Dirceu virou alvo dos procuradores da Operação Lava Jato porque
várias empreiteiras sob investigação fizeram pagamentos à empresa de
consultoria que ele abriu depois de deixar o governo do ex-presidente
Luiz Inácio Lula da Silva, em 2005, no auge do escândalo do mensalão.
O ex-ministro faturou como consultor R$ 39 milhões entre 2006 e 2013.
Empresas investigadas pela Lava Jato pagaram a ele R$ 9,5 milhões,
num período em que o diretor de Serviços da Petrobras era Renato Duque,
apontado como afilhado político de Dirceu –o que ele nega– e atualmente
preso em Curitiba.
Os procuradores desconfiam que alguns desses pagamentos eram propina
para facilitar negócios das empreiteiras com a Petrobras. Dirceu diz
que sua empresa de consultoria prestou serviços, ajudando seus clientes a
prospectar negócios e resolver problemas no exterior.
O ex-ministro foi citado pelo ex-executivo da Toyo Setal Julio
Camargo durante depoimento dele à Justiça Federal do Paraná. Camargo
afirmou que entregou R$ 4 milhões em dinheiro vivo a Dirceu a pedido do
ex-diretor da Petrobras Renato Duque, presos em Curitiba (PR).

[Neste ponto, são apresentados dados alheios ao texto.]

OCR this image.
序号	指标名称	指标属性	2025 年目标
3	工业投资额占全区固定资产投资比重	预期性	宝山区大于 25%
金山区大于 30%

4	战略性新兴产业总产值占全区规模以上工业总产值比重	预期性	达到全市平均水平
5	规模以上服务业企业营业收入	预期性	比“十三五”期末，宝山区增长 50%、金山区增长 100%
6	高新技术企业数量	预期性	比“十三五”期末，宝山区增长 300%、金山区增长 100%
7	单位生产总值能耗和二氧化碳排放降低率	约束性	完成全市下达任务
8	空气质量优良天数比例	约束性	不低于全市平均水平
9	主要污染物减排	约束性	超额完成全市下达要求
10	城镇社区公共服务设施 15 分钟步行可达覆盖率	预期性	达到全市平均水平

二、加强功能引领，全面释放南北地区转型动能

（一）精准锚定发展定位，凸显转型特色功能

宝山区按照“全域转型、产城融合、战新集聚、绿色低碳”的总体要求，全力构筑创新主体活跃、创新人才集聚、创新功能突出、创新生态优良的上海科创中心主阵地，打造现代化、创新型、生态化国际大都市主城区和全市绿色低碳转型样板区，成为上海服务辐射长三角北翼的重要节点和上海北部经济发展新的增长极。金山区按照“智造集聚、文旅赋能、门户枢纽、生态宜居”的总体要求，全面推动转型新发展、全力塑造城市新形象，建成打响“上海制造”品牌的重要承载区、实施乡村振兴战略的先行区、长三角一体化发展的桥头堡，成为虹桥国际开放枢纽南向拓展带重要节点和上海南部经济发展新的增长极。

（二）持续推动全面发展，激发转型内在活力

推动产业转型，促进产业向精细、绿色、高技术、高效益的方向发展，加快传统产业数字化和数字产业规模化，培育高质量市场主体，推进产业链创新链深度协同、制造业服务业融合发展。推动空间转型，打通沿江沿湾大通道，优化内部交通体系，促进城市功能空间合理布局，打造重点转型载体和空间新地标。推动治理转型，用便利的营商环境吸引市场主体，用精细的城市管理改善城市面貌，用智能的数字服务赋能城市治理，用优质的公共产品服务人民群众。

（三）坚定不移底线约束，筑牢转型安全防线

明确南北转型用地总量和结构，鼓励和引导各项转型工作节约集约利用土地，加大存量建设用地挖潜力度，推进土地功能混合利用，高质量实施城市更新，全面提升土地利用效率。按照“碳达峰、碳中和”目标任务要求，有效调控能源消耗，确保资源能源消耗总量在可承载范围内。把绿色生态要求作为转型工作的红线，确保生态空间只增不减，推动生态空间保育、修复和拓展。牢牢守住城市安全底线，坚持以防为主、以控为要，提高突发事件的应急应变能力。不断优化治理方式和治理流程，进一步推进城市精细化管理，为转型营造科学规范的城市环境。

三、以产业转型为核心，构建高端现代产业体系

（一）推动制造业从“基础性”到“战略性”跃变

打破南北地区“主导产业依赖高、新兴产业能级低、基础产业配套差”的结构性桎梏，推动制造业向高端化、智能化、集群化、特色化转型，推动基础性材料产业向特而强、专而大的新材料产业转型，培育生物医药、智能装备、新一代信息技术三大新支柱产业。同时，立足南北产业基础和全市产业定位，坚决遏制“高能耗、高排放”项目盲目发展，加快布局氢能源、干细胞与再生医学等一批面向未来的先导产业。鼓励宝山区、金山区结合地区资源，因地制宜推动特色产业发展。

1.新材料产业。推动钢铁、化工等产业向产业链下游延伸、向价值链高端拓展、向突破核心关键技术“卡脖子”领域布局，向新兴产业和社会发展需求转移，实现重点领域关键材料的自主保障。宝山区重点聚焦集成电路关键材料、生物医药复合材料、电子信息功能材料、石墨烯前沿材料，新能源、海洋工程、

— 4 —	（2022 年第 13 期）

Para os investigadores, o ex-ministro José Dirceu foi um dos
responsáveis por criar e comandar o esquema na estatal, ainda quando
esteve à frente da Casa Civil, durante o primeiro governo Luiz Inácio
Lula da Silva.
Segundo os investigadores “Dirceu era aquele que tinha
responsabilidade de indicar nomes. Ele aceitou a indicação de Renato
Duque para a diretoria de Serviços na Petrobras, e essa diretoria
iniciou todo um trabalho de cooptação de empreiteiras, dando início ao
esquema de corrupção na estatal”.
Disse o procurador Carlos Fernando dos Santos Lima: “Chegamos a um
dos líderes principais, que instituiu o esquema”. Ele tinha o poder,
como Ministro da Casa Civil, de indicar nomes a cargos estratégicos no
governo do ex-presidente Lula.
Utilizou-se o mesmo procedimento que foi objeto de investigação no
chamado “mensalão”: a compra de parlamentares para formação de apoio ao
governo.
Chega-se a figura do organizador. Aquele que está no poder de direção da organização criminosa.
Virá a pergunta: Como será considerada a figura do mandante desses crimes?
O Código Penal, no artigo 29, quando dispõe sobre o concurso de
agentes, discutindo sobre a coautoria, não adota o critério
formal-objetivo, quando se diz que seria autor aquele que realizasse a
ação executiva, a ação típica. Ora, e o mandante? Por esse critério, o
organizador do projeto delituoso que não seja executado diretamente por
ele não pode ser considerado autor.
Tal entendimento, que foge da realidade, é contestado pela teoria
final-objetiva, que adotamos, à luz da chamada teoria finalista, de
origem germânica, fruto das lições de Roxin, Wessels, dentre outros.
Assim autor será aquele que, na concreta realização do fato típico, o
domina mediante o poder de determinar o seu modo e, inclusive, se for o
caso, de interrompê-lo.
Com o domínio do fato temos a comum resolução para ele , da parte
dos criminosos que dela participaram em conjunto, tudo em regime de
divisão de trabalho ilícito.
Não é razoável punir apenas o último elo da cadeia criminosa, deixando o organizador fora.
Sabe-se que a figura do organizador está inscrita no artigo 62,
inciso I, do Código Penal, aplicável ao autor que ¨promove ou organiza a
cooperação no crime ou dirige a atividade dos demais agentes.¨
O organizador é coautor embora não tenha qualquer envolvimento
pessoal na execução do delito. Sua coautoria está fundada no domínio
funcional do fato e existe enquanto o detiver.
O organizador tem o domínio do projeto, tem a qualidade de liderança
na empresa criminosa, é, pois, o chefe, detendo o poder sobre os
demais, dentro do domínio funcional que tem do fato.
Necessário aguardar com relação aos próximos passos da investigação.